All African economies are designed to export cheap raw materials and labour and huge ports are built to achieve that.
Africans are very rational, but they are still enslaved.
First, they fought and won the battle against physical slavery, they fought and won against slavery disguised as colonialism.
It is unfortunate that the indigenous Americans and Australians lost the battle. They are now the minority in their native lands.
The challenges Africa is now facing relate to these invisible chains of slavery disguised as globalisation, rule of law, pluralism, democracy, individual rights, war crimes and International Criminal Court (ICC). These invisible chains together with the after effects of the physical slavery and colonialism of the past have resulted in reinforcing the benefits of the dominating nations and entrenched the suffering of the dominated Africa.
Zimbabwe has a lot of deep scars as our platinum, chrome, gold, nickel and other resources are exploited and exported for the benefit of the dominating nations. These minerals have no domestic market other than being shipped raw abroad in totality.

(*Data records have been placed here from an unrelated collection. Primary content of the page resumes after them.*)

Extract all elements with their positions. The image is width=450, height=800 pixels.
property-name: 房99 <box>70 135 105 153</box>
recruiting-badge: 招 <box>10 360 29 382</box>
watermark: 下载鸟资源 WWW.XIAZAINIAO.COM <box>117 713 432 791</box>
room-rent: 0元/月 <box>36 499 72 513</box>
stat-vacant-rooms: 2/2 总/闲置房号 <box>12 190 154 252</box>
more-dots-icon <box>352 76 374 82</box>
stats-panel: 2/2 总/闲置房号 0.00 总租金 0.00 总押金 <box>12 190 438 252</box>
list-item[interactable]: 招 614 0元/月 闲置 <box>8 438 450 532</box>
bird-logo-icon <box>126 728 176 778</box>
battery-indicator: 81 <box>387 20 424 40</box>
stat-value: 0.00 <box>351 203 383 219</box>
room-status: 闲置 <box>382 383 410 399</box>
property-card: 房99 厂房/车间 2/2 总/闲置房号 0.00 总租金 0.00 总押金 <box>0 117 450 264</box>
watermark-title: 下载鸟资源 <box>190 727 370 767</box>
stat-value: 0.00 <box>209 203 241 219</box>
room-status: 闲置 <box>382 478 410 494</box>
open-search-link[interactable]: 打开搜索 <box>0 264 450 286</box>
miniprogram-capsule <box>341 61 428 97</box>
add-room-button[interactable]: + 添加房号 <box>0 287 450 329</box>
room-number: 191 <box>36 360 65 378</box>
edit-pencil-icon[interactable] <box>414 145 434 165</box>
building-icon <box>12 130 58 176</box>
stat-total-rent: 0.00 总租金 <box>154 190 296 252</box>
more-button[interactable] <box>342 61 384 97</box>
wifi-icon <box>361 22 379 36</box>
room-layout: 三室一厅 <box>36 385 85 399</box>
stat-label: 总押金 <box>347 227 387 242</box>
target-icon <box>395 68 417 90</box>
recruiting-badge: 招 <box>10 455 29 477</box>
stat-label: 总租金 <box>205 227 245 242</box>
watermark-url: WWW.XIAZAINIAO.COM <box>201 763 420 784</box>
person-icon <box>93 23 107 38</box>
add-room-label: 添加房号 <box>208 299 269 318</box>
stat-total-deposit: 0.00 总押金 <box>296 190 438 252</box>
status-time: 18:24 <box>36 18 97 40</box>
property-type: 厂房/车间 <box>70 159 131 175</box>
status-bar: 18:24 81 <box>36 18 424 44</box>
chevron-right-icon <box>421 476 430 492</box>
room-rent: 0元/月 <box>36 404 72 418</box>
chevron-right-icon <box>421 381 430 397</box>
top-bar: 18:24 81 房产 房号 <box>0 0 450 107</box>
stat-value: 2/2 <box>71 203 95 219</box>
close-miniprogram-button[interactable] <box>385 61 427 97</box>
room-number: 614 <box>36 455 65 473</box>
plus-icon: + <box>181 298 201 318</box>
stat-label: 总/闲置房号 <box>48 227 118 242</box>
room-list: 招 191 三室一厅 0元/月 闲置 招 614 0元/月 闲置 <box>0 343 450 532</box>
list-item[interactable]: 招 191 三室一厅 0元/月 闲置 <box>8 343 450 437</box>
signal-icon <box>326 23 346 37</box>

Our ancestors mined gold, copper and silver. They sold some of these minerals to Arabs and Portuguese, but surely they were among the most ornamented in the world. They manufactured out of gold, copper and silver highly valued rings, ornaments and bracelets. They decorated themselves with these ornaments from head to toe.
At Mapungubwe in South Africa which was Murenga our war hero’s headquarters, archaeologists discovered a Rhino artefact made of the finest gold.

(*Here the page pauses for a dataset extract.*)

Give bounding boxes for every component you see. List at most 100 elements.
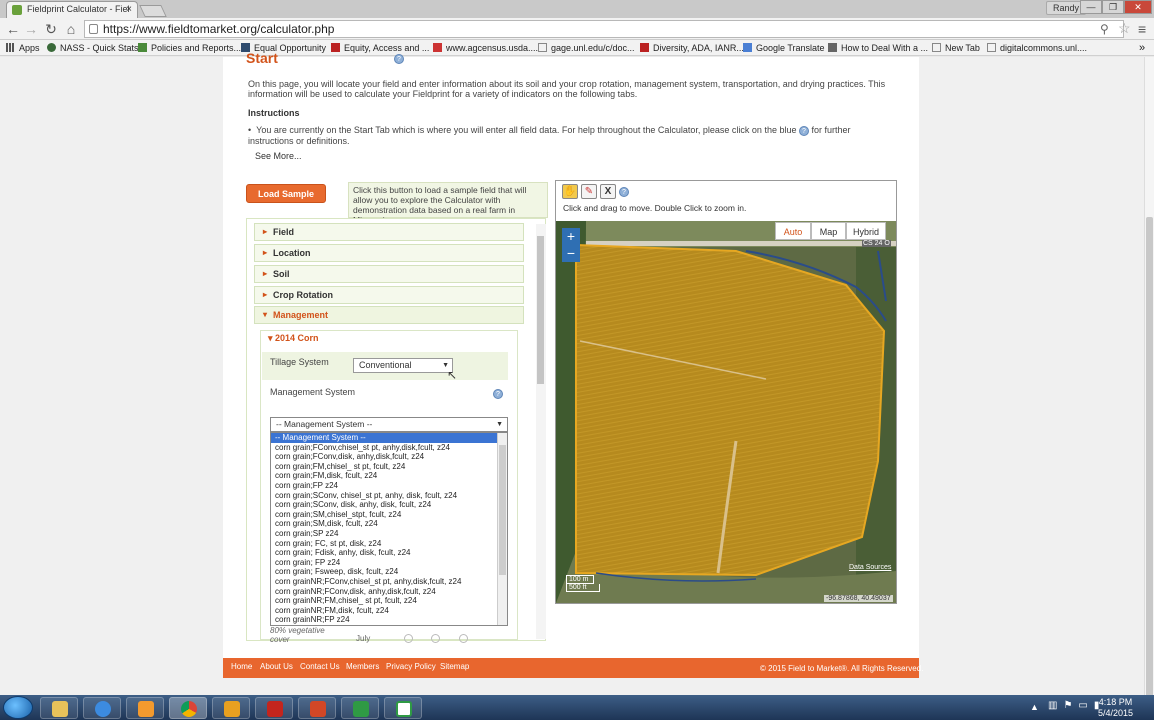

Zimbabweans are the first people to mine gold on earth. Archaeological and historical evidence exist. With such a very rich heritage what are the modern Zimbabweans doing to sustain that heritage?
Zimbabwe accounts for over 25 percent of the world’s diamonds.
How are Zimbabweans showing for that rich heritage?
This revelation confirms the assertion that the current challenges faced by Africans arise from lack of the right mental state as the psycho-systems have acculturated some of the inferiorities induced by years of mental subjugation spanning over a thousand years.
While other nations, some very poor compared to Africa, are pursuing space programmes, Africa continues to grapple with poverty and disease while its resources nourish other nations because Africa continues to be mentally enslaved with new methods every time. Without Africa declaring war against mental slavery, the slave-master economic order will prevail where Africa is the dominated while the West and Asia are the dominating.
Addressing mental slavery is a long term programme. For Zimbabwe, Zim-ASSET is a noble short term intervention, but are we not going to have hidden puppets among us who have a deep nostalgia of Rhodesia and its pound, who will stop at nothing to ensure that Zimbabweanising agendas never succeed?
In light of this negative mental state that evolved from years of enslavement and colonisation, Zimbabwe has to take a bold stand against this state of mind that makes our brethren look up to foreign intervention for challenges that require homegrown solutions. Catch Zimbabweans young.
In them plant the software of self confidence, determination, the desire to break new ground, viewing selves as equals with others in the international arena.
The new mindset of every Zimbabwean must be very clear about the Zimbabwean dream. If Zimbabwe, through the education curriculum and other interventions declare an all out war on mental enslavement, perhaps we may see a Zimbabwean satellite in space in our lifetime. It is all about us believing in ourselves.
Self-cleansing shall set us free from mental subjugation and enslavement.